Advanced Bayesian Methods STATS4038
- Academic Session: 2019-20
- School: School of Mathematics and Statistics
- Credits: 10
- Level: Level 4 (SCQF level 10)
- Typically Offered: Semester 1
- Available to Visiting Students: Yes
- Available to Erasmus Students: Yes
This course develops advanced topics in modern Bayesian statistics, including both the underlying theory and related practical issues.
20 lectures (2 each week for 10 weeks of Semester 1)
4 1-hour tutorials
2 2-hour computer-based practicals
Requirements of Entry
STATS4041 Bayesian Statistics or STATS4024 Stochastic Processes
STATS 5013 Advanced Bayesian Methods (Level M)
90-minute, end-of-course examination (80%)
Coursework tasks (20%)
Main Assessment In: April/May
Are reassessment opportunities available for all summative assessments? Not applicable
Reassessments are normally available for all courses, except those which contribute to the Honours classification. For non Honours courses, students are offered reassessment in all or any of the components of assessment if the satisfactory (threshold) grade for the overall course is not achieved at the first attempt. This is normally grade D3 for undergraduate students and grade C3 for postgraduate students. Exceptionally it may not be possible to offer reassessment of some coursework items, in which case the mark achieved at the first attempt will be counted towards the final course grade. Any such exceptions for this course are described below.
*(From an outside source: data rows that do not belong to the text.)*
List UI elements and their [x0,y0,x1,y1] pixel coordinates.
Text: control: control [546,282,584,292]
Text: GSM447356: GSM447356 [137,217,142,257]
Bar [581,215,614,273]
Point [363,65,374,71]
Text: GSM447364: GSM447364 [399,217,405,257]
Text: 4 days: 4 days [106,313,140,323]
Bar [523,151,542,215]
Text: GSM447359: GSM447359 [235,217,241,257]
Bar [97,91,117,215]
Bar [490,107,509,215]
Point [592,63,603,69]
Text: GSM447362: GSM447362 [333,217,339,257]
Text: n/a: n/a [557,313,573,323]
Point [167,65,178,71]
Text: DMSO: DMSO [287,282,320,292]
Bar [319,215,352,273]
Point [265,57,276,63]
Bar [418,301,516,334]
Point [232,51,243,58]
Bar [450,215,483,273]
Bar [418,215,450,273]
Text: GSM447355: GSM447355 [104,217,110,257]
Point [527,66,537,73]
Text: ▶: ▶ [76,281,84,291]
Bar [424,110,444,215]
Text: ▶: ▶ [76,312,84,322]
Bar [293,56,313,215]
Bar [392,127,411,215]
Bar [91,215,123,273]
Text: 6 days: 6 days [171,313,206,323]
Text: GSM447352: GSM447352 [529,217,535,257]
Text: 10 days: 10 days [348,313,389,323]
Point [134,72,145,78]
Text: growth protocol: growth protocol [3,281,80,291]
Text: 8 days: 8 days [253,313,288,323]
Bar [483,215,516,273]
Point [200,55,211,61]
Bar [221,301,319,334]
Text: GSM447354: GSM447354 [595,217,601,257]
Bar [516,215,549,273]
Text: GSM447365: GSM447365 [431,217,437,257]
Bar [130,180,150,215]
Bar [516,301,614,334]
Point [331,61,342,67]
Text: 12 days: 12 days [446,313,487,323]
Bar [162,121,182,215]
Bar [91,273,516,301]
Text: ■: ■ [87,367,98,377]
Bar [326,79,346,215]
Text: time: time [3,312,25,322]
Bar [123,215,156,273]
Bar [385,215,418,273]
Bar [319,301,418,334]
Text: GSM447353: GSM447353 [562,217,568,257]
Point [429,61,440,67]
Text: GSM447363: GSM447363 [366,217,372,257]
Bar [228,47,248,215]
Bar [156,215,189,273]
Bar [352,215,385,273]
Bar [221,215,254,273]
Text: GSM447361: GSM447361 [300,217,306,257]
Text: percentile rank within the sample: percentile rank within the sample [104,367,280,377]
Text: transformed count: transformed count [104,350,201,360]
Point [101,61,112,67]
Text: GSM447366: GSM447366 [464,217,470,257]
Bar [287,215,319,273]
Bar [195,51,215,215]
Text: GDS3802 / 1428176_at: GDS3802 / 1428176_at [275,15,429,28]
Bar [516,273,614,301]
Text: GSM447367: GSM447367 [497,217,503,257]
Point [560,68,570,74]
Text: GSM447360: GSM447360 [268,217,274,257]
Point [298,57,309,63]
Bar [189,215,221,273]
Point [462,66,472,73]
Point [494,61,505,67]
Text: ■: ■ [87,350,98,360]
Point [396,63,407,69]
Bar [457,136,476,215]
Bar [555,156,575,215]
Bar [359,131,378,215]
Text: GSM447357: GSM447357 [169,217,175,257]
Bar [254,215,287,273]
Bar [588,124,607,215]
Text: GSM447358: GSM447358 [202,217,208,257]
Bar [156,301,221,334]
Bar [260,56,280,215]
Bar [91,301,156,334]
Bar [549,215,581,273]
To introduce students to advanced stochastic simulation methods such as Markov-chain Monte Carlo in a Bayesian context;
to illustrate the practical issues of application of such methods, with real data examples;
to discuss Bayesian approaches to model selection, model criticism and model mixing.
Intended Learning Outcomes of Course
By the end of this course students will be able to:
■ Illustrate the use of Monte Carlo methods, including importance sampling;
■ Explain the operation and basic theory of the two main Markov-Chain Monte-Carlo methods, Gibbs sampling and the Metropolis-Hastings algorithm;
■ Derive the full conditional distributions for parameters in simple low-dimensional problems;
■ Implement Gibbs sampling and the Metropolis-Hastings algorithm in R;
■ Apply diagnostic procedures to check convergence and mixing of MCMC methods
■ Describe Bayesian approaches to model selection;
■ Calculate Bayes' factors for simple model comparisons;
■ Explain MCMC approaches to model selection and model mixing;
■ Describe posterior predictive checks as a means of model criticism.
Minimum Requirement for Award of Credits
Students must submit at least 75% by weight of the components (including examinations) of the course's summative assessment.